The first problem concerns the disposal of toxic or hazardous wastes. The main sources of hazardous wastes include heavy metals, oxides of nitrogen and sulphur, and petroleum hydrocarbons (Habitat 1989; Christiansson 1993). Most of these come from the chemical industries, although other industries such as primary and fabricated metal and petroleum industries and leather tanning industries also produce significant quantities of hazardous substances (Habitat 1989; Izeogu 1989; Christiansson 1993). Effluents are discharged into the rivers, lakes, or estuaries, some of which are sources of drinking water (Izeogu 1989; Christianson 1993). Alternatively they may be dumped with ordinary domestic garbage and thus cause soil and groundwater contamination (Segosebe and Van der Post 1990). There are no effective regulations and institutions regarding the handling and disposal of such materials (Segosebe and Van der Post 1990; Habitat 1989).

It has been observed that: "The major cause of industrial pollution is the lack of consideration given to pollution and human health aspects when formulating and assessing industrial projects. Most of these projects are planned and assessed according to technical, economic and, in some cases, political criteria" (Christiansson 1993: 3).

As already indicated, water pollution from industrial effluents is a serious problem. Other sources of water pollution are sewage, garbage, and human excrete. In Port Harcourt, the piped water supply in some parts of the city was found to contain unacceptable levels of coliform (Izeogu 1989). As already noted above, most residents of squatter settlements depend upon contaminated sources for their water supply.

Air pollution is becoming a serious problem in some big centres. The sources of air pollution are industry, fuels for heating and electricity generation, the burning of garbage, some mining operations such as quarrying, and motor vehicles (Habitat 1989; Izeogu 1989; Mosha 1990). Motor cars, which are often poorly maintained and congested in narrow streets, contribute substantially to air pollution through emissions of carbon monoxide, oxides of nitrogen, and hydrocarbons. In addition, there is lead pollution as a result of less stringent regulations on the lead content of petrol.

Noise pollution is one of the problems in large cities. The sources of noise pollution include highway traffic, industrial operations, and aircraft (Habitat 1989). In some cases, desirable maximum levels of outside noise (65 decibels) are exceeded. In Port Harcourt, measurements in excess of 80 decibels were recorded (Izeogu 1989). The major cause of the problem is the lack of regulations and institutions to check noise pollution (Habitat 1989).

We can conclude this section by noting that, although various types of pollution are generally not yet a major problem, they constitute serious hazards in some large cities.

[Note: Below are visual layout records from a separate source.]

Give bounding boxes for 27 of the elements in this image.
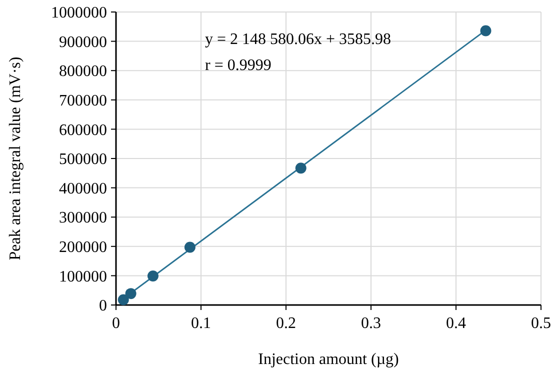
y-axis-title: Peak area integral value (mV·s) bbox=[7, 56, 24, 260]
x-tick-label: 0.2 bbox=[276, 315, 296, 332]
y-tick-label: 900000 bbox=[59, 34, 107, 51]
y-tick-label: 800000 bbox=[59, 63, 107, 80]
point bbox=[184, 242, 196, 253]
annotation: y = 2 148 580.06x + 3585.98 bbox=[205, 31, 392, 48]
y-tick-label: 100000 bbox=[59, 268, 107, 286]
y-tick-label: 500000 bbox=[59, 151, 107, 168]
point bbox=[295, 162, 306, 174]
y-tick-label: 300000 bbox=[59, 210, 107, 227]
point bbox=[125, 288, 136, 300]
x-tick-label: 0.3 bbox=[361, 315, 381, 332]
y-tick-label: 700000 bbox=[59, 92, 107, 110]
x-tick-label: 0.5 bbox=[531, 315, 551, 332]
point bbox=[147, 270, 158, 282]
y-tick-label: 1000000 bbox=[51, 4, 107, 22]
y-tick-label: 600000 bbox=[59, 122, 107, 139]
x-axis-title: Injection amount (µg) bbox=[258, 351, 399, 368]
x-tick-label: 0.4 bbox=[446, 315, 466, 332]
y-tick-label: 0 bbox=[99, 298, 107, 315]
x-tick-label: 0 bbox=[112, 315, 120, 332]
y-tick-label: 200000 bbox=[59, 239, 107, 256]
annotation: r = 0.9999 bbox=[205, 57, 272, 74]
point bbox=[480, 25, 492, 36]
y-tick-label: 400000 bbox=[59, 180, 107, 198]
x-tick-label: 0.1 bbox=[191, 315, 211, 332]
point bbox=[118, 294, 129, 306]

Environmental problems affecting the region beyond the city

The effects of some of the problems discussed above go beyond the city boundaries. A good example is water pollution. The effluents dumped in streams pollute the water used by rural communities (Izeogu 1989).

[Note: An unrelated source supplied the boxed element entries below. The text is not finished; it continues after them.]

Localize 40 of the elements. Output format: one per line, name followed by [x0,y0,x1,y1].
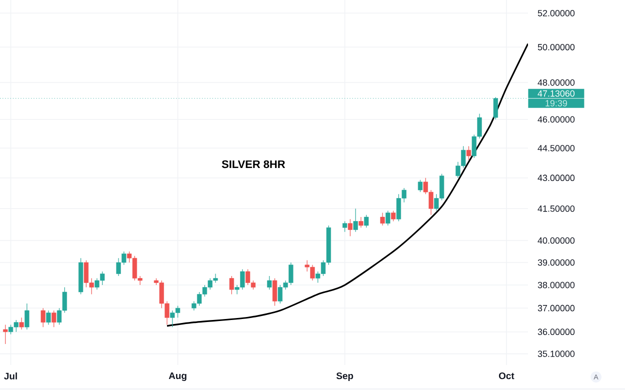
y-tick-label: 52.00000 [538,10,575,16]
y-tick-label: 36.00000 [538,328,575,336]
candlestick [358,216,364,228]
line-series [166,42,528,327]
x-tick-label: Oct [498,372,514,380]
text: SILVER 8HR [222,160,286,168]
ref-line-label: 47.13060 [538,90,575,97]
candlestick [348,218,353,236]
y-tick-label: 39.00000 [538,259,575,266]
candlestick [3,324,8,344]
candlestick [391,210,396,222]
y-tick-label: 37.00000 [538,304,575,312]
y-tick-label: 44.50000 [538,144,575,152]
candlestick [24,303,30,330]
candlestick [52,310,56,328]
y-tick-label: 50.00000 [538,44,575,50]
y-tick-label: 48.00000 [538,79,575,86]
candlestick [229,276,234,295]
candlestick [364,214,369,228]
y-tick-label: 38.00000 [538,282,575,288]
candlestick [272,278,278,306]
y-tick-label: 46.00000 [538,116,575,123]
x-tick-label: Aug [168,372,186,381]
text: 19:39 [546,100,567,106]
candlestick [353,208,358,232]
candlestick [19,317,24,330]
y-tick-label: 43.00000 [538,174,575,182]
candlestick [267,276,272,290]
y-tick-label: 41.50000 [538,205,575,212]
candlestick [342,220,348,232]
candlestick [386,210,390,226]
candlestick [380,212,385,226]
candlestick [418,180,423,192]
y-tick-label: 35.10000 [538,350,575,357]
x-tick-label: Sep [336,372,354,382]
candlestick [466,146,472,160]
candlestick [40,308,46,328]
candlestick [46,310,51,326]
y-tick-label: 40.00000 [538,237,575,244]
x-tick-label: Jul [4,372,17,380]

The other way in which the city affects its neighbouring communities is through the exhaustion of natural resources. Thus, as cities grow, the demand for water increases and sources further afield must be tapped. In these cases cities may compete with local communities for water and contribute to the fall in the levels of aquifers (Claassen 1990).

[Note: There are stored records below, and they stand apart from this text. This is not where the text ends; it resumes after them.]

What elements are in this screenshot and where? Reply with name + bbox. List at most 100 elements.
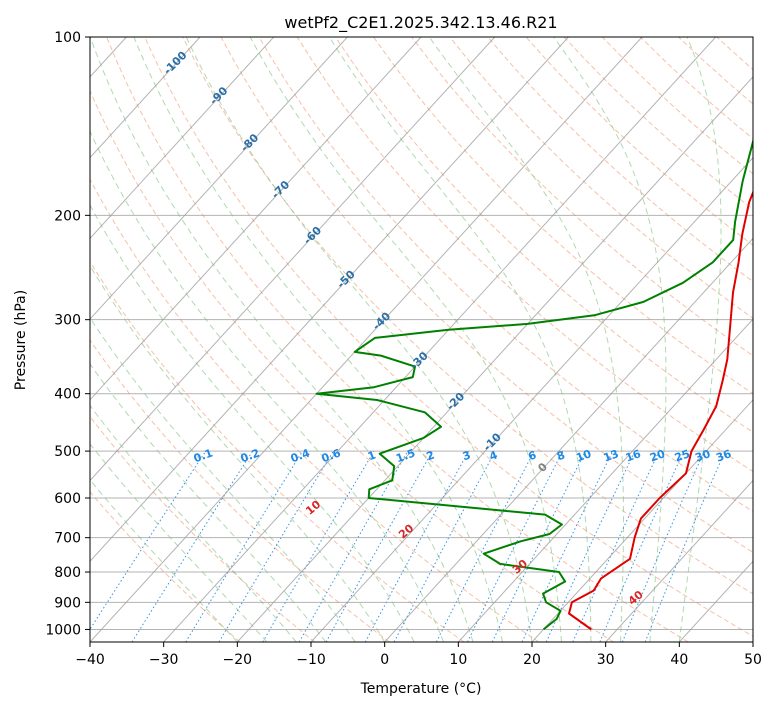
isotherm-line bbox=[605, 479, 753, 642]
isotherm-line bbox=[90, 37, 348, 320]
x-tick-label: 10 bbox=[449, 652, 467, 668]
isotherm-line bbox=[90, 37, 275, 240]
isotherm-line bbox=[236, 76, 753, 642]
temperature-profile-line bbox=[568, 189, 753, 631]
dry-adiabat-line bbox=[258, 37, 753, 513]
dry-adiabat-line bbox=[90, 89, 614, 642]
mixing-ratio-label: 25 bbox=[673, 447, 692, 464]
x-tick-label: −20 bbox=[223, 652, 253, 668]
x-tick-label: 20 bbox=[523, 652, 541, 668]
dry-adiabat-line bbox=[106, 37, 689, 642]
y-tick-label: 800 bbox=[54, 565, 81, 581]
dry-adiabat-line bbox=[411, 37, 753, 357]
mixing-ratio-label: 0.1 bbox=[192, 446, 215, 465]
mixing-ratio-line bbox=[325, 450, 433, 642]
mixing-ratio-label: 0.4 bbox=[289, 446, 312, 465]
isotherm-line bbox=[384, 237, 753, 642]
moist-adiabat-line bbox=[90, 404, 297, 642]
x-tick-label: −10 bbox=[296, 652, 326, 668]
chart-title: wetPf2_C2E1.2025.342.13.46.R21 bbox=[284, 13, 557, 33]
mixing-ratio-line bbox=[572, 450, 660, 642]
isotherm-line bbox=[90, 37, 422, 401]
mixing-ratio-label: 13 bbox=[602, 447, 621, 464]
mixing-ratio-label: 1 bbox=[366, 448, 378, 463]
x-tick-label: 30 bbox=[597, 652, 615, 668]
x-tick-label: −40 bbox=[75, 652, 105, 668]
moist-adiabat-line bbox=[90, 37, 474, 642]
moist-adiabat-line bbox=[428, 37, 624, 642]
mixing-ratio-line bbox=[90, 450, 207, 631]
moist-adiabat-line bbox=[90, 363, 327, 642]
y-tick-label: 200 bbox=[54, 208, 81, 224]
x-tick-label: 40 bbox=[670, 652, 688, 668]
mixing-ratio-label: 20 bbox=[648, 447, 667, 465]
y-axis: 1000 900 800 700 600 500 400 300 200 100 bbox=[45, 30, 90, 638]
isotherm-line bbox=[457, 318, 753, 642]
mixing-ratio-line bbox=[185, 450, 304, 642]
y-axis-title: Pressure (hPa) bbox=[13, 290, 29, 390]
dry-adiabat-line bbox=[296, 37, 753, 473]
plot-area: -100-90-80-70-60-50-40-30-20-10010203040… bbox=[90, 37, 753, 642]
sounding-profiles bbox=[315, 137, 753, 631]
mixing-ratio-line bbox=[393, 450, 496, 642]
dry-adiabat-line bbox=[334, 37, 753, 433]
isotherm-line bbox=[90, 37, 496, 482]
y-tick-label: 300 bbox=[54, 313, 81, 329]
isotherm-line bbox=[531, 399, 753, 642]
moist-adiabat-line bbox=[185, 37, 533, 642]
moist-adiabat-line bbox=[90, 130, 445, 642]
moist-adiabat-line bbox=[90, 264, 386, 642]
isotherm-line bbox=[90, 37, 643, 642]
mixing-ratio-line bbox=[131, 450, 254, 642]
moist-adiabat-line bbox=[249, 37, 562, 642]
dry-adiabat-line bbox=[90, 415, 316, 642]
mixing-ratio-line bbox=[364, 450, 470, 642]
dry-adiabat-line bbox=[90, 178, 540, 642]
y-tick-label: 700 bbox=[54, 531, 81, 547]
mixing-ratio-label: 3 bbox=[461, 448, 473, 463]
moist-adiabat-line bbox=[133, 37, 503, 642]
y-tick-label: 100 bbox=[54, 30, 81, 46]
x-tick-label: 50 bbox=[744, 652, 762, 668]
x-axis: −40 −30 −20 −10 0 10 20 30 40 50 bbox=[75, 642, 762, 668]
dry-adiabat-line bbox=[90, 260, 465, 642]
mixing-ratio-label: 1.5 bbox=[394, 446, 417, 465]
y-tick-label: 1000 bbox=[45, 622, 81, 638]
mixing-ratio-line bbox=[621, 450, 705, 642]
isotherm-line bbox=[310, 156, 753, 642]
mixing-ratio-label: 4 bbox=[488, 448, 500, 463]
x-tick-label: 0 bbox=[380, 652, 389, 668]
mixing-ratio-label: 36 bbox=[714, 447, 733, 465]
dry-adiabat-line bbox=[449, 37, 753, 319]
mixing-ratio-label: 0.2 bbox=[239, 446, 262, 465]
mixing-ratio-line bbox=[467, 450, 564, 642]
moist-adiabat-line bbox=[90, 204, 415, 642]
y-tick-label: 500 bbox=[54, 444, 81, 460]
mixing-ratio-label: 8 bbox=[555, 448, 567, 463]
dry-adiabat-line bbox=[220, 37, 753, 553]
isotherm-line bbox=[163, 37, 717, 642]
mixing-ratio-label: 0.6 bbox=[320, 446, 343, 465]
isotherm-line bbox=[90, 37, 201, 159]
mixing-ratio-label: 16 bbox=[624, 447, 643, 465]
moist-adiabat-line bbox=[90, 317, 356, 642]
y-tick-label: 900 bbox=[54, 595, 81, 611]
y-tick-label: 600 bbox=[54, 491, 81, 507]
y-tick-label: 400 bbox=[54, 387, 81, 403]
moist-adiabat-line bbox=[553, 37, 667, 642]
x-tick-label: −30 bbox=[149, 652, 179, 668]
mixing-ratio-label: 6 bbox=[526, 448, 538, 463]
plot-frame bbox=[89, 36, 754, 643]
mixing-ratio-label: 10 bbox=[574, 447, 593, 465]
mixing-ratio-label: 2 bbox=[425, 448, 437, 463]
dry-adiabat-line bbox=[90, 339, 390, 642]
isotherm-line bbox=[90, 37, 569, 563]
moist-adiabats bbox=[90, 37, 722, 642]
dewpoint-profile-line bbox=[315, 137, 753, 631]
dry-adiabats bbox=[90, 37, 753, 642]
x-axis-title: Temperature (°C) bbox=[360, 681, 482, 697]
moist-adiabat-line bbox=[328, 37, 592, 642]
mixing-ratio-label: 30 bbox=[693, 447, 712, 465]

The other area of natural resource stress is energy. The main source of energy in urban areas is charcoal, followed by fuelwood (White 1989). The advantage of charcoal is that it is lighter and therefore easier to transport, but it is 40 per cent less efficient than fuelwood (ibid.). Consequently, urban dwellers cause greater deforestation per capita than do rural dwellers. In Malawi, it is feared that the shift from commercial fuels to wood may increase deforestation (Mwafongo 1991).